QUIT YOUR DAY JOB: Rival music directors Paul Shaffer (Late Show with David Letterman) and Ricky Minor (The Tonight Show with Jay Leno) battle it out every night — and they'll compete this year in Emmy's outstanding music direction category. But in an unusual twist, neither musician is representing their day (or, um, night) job. Shaffer is nominated as music director for Fuse's coverage of the 2011 Rock and Roll Hall of Fame Induction Ceremony, while Minor will compete in the category as music director of the NBC special An Evening of Stars: Tribute to Chaka Khan.
EMMYS IN SYNC: Is there anything Justin Timberlake can't do? The singer/actor/MySpace executive scored two Emmy nominations in the original music and lyrics category for two separate Saturday Night Live tunes, as well as an additional nomination in the outstanding guest actor in a comedy competition, for his hosting gig on the late-night sketch show.
POSTHUMOUSLY: Film producer Laura Ziskin (Pretty Woman) earned a nomination in the outstanding nonfiction special category for Stand up to Cancer, the latest in her series of specials aimed at finding a cure. Ziskin died of breast cancer last month at the age of 61.

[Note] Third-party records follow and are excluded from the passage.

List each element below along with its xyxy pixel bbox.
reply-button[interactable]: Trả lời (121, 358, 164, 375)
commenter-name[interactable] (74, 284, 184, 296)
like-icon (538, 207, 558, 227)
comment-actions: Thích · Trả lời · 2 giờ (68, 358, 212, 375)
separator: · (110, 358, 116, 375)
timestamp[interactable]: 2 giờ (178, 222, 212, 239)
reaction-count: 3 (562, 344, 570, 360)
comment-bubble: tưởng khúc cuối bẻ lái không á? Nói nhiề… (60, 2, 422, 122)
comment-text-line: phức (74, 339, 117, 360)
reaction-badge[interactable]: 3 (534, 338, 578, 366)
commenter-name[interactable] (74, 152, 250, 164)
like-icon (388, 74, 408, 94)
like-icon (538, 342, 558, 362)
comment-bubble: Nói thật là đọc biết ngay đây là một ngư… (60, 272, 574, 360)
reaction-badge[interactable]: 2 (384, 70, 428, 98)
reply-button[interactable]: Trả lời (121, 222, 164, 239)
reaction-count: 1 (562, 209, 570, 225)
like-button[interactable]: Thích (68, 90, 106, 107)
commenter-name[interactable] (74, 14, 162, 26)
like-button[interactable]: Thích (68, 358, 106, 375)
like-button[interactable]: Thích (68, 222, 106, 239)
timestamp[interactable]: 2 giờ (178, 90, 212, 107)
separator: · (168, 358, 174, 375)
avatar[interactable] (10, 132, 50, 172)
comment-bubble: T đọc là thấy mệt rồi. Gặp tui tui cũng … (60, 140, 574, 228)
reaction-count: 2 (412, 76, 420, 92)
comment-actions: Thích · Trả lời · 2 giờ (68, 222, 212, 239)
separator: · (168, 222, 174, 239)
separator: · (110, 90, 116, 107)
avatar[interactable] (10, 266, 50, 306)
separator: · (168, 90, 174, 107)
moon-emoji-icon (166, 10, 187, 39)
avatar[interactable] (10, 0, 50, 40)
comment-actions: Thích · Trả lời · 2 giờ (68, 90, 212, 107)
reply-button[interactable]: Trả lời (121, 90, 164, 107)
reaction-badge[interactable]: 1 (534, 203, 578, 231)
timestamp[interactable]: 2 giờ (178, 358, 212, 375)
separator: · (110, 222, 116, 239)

NETWORK SNUBS: The CW, which has long been ignored by the TV Academy, earned a single nomination this year: for Nikita, which is competing in the outstanding sound editing category. That's up from zero last year. But to add insult to injury, the Academy press release lumped the CW in with the cable networks, even though it's actually a broadcast network. Meanwhile, for all the talk of cable's dominance at the Emmys, several of cable's most-watched networks came away with a miniscule nomination haul. USA Network landed just one nod, while TNT and TBS received three each. A miniscule networks like ReelzChannel, which landed 10 noms thanks to The Kennedys, dwarfed them all.
WHO IS HECTOR RAMIREZ? The longtime camera operator, who has been chalking up Emmy nominations for 22 years, continues his streak as the most-nominated individual in Emmy history, at 64 and counting. Ramirez earned three more nominations this year in the "outstanding technical direction, camera work, video control for a miniseries, movie or special" category, for the 83rd Annual Academy Awards, the 53rd Annual Grammy Awards and The Kennedy Center Honors. He also received another nom in the category's series counterpart, for Dancing with the Stars.
IT'S NICE TO BE THE BOSS: He's not just the head of the TV Academy, he's also a nominee. John Shaffner, who serves as CEO of the organization (and was seen Thursday morning on the nominations telecast, introducing Melissa McCarthy and Joshua Jackson), is also a highly regarded set designer (everything from Friends to Conan). This year he earned two nominations in art direction for a multi-camera series, for his work on The Big Bang Theory and Mike & Molly.
FAMILY GUY'S GAMBLE: Family Guy's decision to roll the dice and submit itself again in the comedy categories — instead of animation — didn't quite pay off. Not only did the show miss getting a nomination in the outstanding animation program category (while spin-off The Cleveland Show did), the show's voice talent, including creator Seth MacFarlane, was also snubbed in the outstanding voice-over category (which they were eligible for). Family Guy still landed four nominations, including three in the music categories and one for sound mixing.